Kavan Choksi Singapore – Primary versus Secondary Markets for Trading Stocks

Kavan Choksi Singapore – Primary versus Secondary Markets for Trading Stocks


The capital market refers to that part of the financial system that raises money from shares, bonds, and other investments. Again, new stocks and bonds need to be created, and they are sold in the primary capital markets while investors trade in the secondary markets. 

Kavan Choksi Singapore – Traders should be financially informed to execute smart investments 

Kavan Choksi Singapore says that one should be aware of the world news that impact the stock market as this step will make the trader make savvy investment choices. He says that though local news is important, it is crucial for one to be aware of global news as well. For instance, the recent win of the right-wing coalition government in Italy will have an impact not only on the nation but also across the world. 

Financial analysts believe that the recent win of the far right-wing party member coalition gives one the view that Italy is all set to get a stable government now. However, some political and financial analysts have an illusion that key differences between the coalition’s member parties might be a matter of concern as they have different leadership styles. 

The primary market 

When the company sells new stocks to the public for the first time, they are first introduced to the primary markets. Here, the transaction is conducted between the company and the buyer. The market also is known as the new issues market, and in most cases, this new issue of stocks takes the form of a public offering (IPO). When the investors buy securities in the capital market, the company that offers the stocks hires an underwriting firm to review it to create a prospectus that outlines the price and the other details of the securities that will be issued to the public. 

The secondary market

The secondary market is the place where the securities trade among investors after the company has sold its first stocks in the primary market. This market is popularly known as the stock exchange, and some of the best examples of the stock exchange are Nasdaq, The New York Stock Exchange, The London Stock Exchange, and others. The secondary market is targeted at small and big investors, though the former has an opportunity to trade shares in the secondary markets. Anyone can buy securities in secondary market so long as they can pay the asking price for each share. 
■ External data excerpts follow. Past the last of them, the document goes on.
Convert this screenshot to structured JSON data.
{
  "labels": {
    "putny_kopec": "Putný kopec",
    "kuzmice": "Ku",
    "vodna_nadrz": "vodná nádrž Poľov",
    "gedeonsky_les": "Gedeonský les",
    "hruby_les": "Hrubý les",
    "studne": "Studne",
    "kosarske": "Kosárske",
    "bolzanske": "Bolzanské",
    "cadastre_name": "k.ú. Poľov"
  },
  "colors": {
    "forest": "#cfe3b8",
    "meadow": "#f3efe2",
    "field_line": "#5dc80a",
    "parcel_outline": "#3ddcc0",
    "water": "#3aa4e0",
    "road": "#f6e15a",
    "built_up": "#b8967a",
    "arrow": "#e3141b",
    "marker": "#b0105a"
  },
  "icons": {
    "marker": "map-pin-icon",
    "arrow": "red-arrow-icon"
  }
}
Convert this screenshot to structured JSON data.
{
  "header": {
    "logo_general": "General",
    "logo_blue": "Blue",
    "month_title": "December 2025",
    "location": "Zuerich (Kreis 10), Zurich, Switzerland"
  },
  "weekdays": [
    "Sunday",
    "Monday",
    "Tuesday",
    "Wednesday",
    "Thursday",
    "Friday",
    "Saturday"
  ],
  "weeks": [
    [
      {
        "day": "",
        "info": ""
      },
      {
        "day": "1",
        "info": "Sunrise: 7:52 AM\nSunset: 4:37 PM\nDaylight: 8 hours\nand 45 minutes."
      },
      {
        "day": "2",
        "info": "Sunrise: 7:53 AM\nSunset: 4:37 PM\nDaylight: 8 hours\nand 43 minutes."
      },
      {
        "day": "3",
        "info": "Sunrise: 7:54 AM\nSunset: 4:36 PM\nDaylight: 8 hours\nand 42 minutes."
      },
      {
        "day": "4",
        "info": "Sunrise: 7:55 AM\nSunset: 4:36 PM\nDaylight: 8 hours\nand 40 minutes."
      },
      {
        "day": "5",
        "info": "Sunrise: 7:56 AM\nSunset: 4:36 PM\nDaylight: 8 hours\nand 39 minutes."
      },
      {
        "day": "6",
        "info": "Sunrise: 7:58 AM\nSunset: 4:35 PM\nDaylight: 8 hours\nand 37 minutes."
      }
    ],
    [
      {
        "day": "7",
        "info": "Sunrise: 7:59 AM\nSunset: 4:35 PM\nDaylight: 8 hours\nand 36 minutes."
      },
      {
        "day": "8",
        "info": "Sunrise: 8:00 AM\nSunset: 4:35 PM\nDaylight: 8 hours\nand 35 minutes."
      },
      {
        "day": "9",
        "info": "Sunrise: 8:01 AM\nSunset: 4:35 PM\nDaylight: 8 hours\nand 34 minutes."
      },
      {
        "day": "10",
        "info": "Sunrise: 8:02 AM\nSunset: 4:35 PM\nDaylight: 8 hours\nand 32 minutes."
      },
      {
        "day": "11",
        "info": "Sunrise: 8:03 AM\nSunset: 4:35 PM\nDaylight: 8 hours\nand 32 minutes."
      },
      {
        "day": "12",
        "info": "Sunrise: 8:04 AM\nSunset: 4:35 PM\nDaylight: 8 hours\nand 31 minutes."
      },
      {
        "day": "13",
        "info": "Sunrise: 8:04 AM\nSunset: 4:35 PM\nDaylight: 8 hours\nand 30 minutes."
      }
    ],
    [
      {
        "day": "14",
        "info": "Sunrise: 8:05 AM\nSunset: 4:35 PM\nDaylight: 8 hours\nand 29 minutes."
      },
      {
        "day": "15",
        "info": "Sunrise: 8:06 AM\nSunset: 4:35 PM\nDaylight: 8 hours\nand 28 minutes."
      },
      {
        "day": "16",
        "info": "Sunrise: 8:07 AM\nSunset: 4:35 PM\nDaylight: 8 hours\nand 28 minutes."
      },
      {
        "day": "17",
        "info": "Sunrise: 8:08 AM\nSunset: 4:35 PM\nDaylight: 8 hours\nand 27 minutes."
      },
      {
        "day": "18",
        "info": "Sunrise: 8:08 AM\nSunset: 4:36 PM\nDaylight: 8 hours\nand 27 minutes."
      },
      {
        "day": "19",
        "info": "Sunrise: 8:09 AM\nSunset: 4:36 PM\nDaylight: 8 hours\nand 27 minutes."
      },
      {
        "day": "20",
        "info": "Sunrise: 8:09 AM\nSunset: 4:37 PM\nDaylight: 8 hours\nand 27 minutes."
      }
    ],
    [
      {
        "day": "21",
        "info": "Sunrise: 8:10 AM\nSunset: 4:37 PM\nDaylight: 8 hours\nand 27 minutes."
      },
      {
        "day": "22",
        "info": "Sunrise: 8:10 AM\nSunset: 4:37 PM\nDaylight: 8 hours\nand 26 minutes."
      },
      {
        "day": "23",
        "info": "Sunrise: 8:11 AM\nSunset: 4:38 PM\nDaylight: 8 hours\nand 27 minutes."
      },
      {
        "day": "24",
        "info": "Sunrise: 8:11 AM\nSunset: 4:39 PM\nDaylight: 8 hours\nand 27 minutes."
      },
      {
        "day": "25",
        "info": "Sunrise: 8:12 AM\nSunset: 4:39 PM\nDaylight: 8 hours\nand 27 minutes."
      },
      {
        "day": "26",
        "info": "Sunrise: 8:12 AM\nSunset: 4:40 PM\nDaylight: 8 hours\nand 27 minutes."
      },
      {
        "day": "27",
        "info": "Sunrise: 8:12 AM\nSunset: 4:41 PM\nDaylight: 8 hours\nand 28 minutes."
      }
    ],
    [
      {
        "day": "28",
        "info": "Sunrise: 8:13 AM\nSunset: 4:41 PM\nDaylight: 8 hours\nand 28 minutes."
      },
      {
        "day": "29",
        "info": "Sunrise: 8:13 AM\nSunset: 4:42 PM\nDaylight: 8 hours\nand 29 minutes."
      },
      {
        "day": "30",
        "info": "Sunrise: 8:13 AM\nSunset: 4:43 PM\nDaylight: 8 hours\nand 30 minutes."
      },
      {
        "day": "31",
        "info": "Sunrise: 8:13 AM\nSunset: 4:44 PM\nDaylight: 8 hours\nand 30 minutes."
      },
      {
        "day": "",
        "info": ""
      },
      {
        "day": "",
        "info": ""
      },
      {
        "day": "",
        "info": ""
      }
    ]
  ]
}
Kavan Choksi Singapore states the fundamental difference between the primary and the secondary markets is in the former there is a transaction taking place between the company and the trader whereas in the latter the trade is conducted between two investors. The above can be best explained with an example, for instance when Amazon released stocks into the market, they were sold to the buyer via an IPO. However, if an investor wants to buy Amazon shares, he will go to the stock exchange or the secondary market and purchase them from an investor who holds Amazon stock and not the company itself.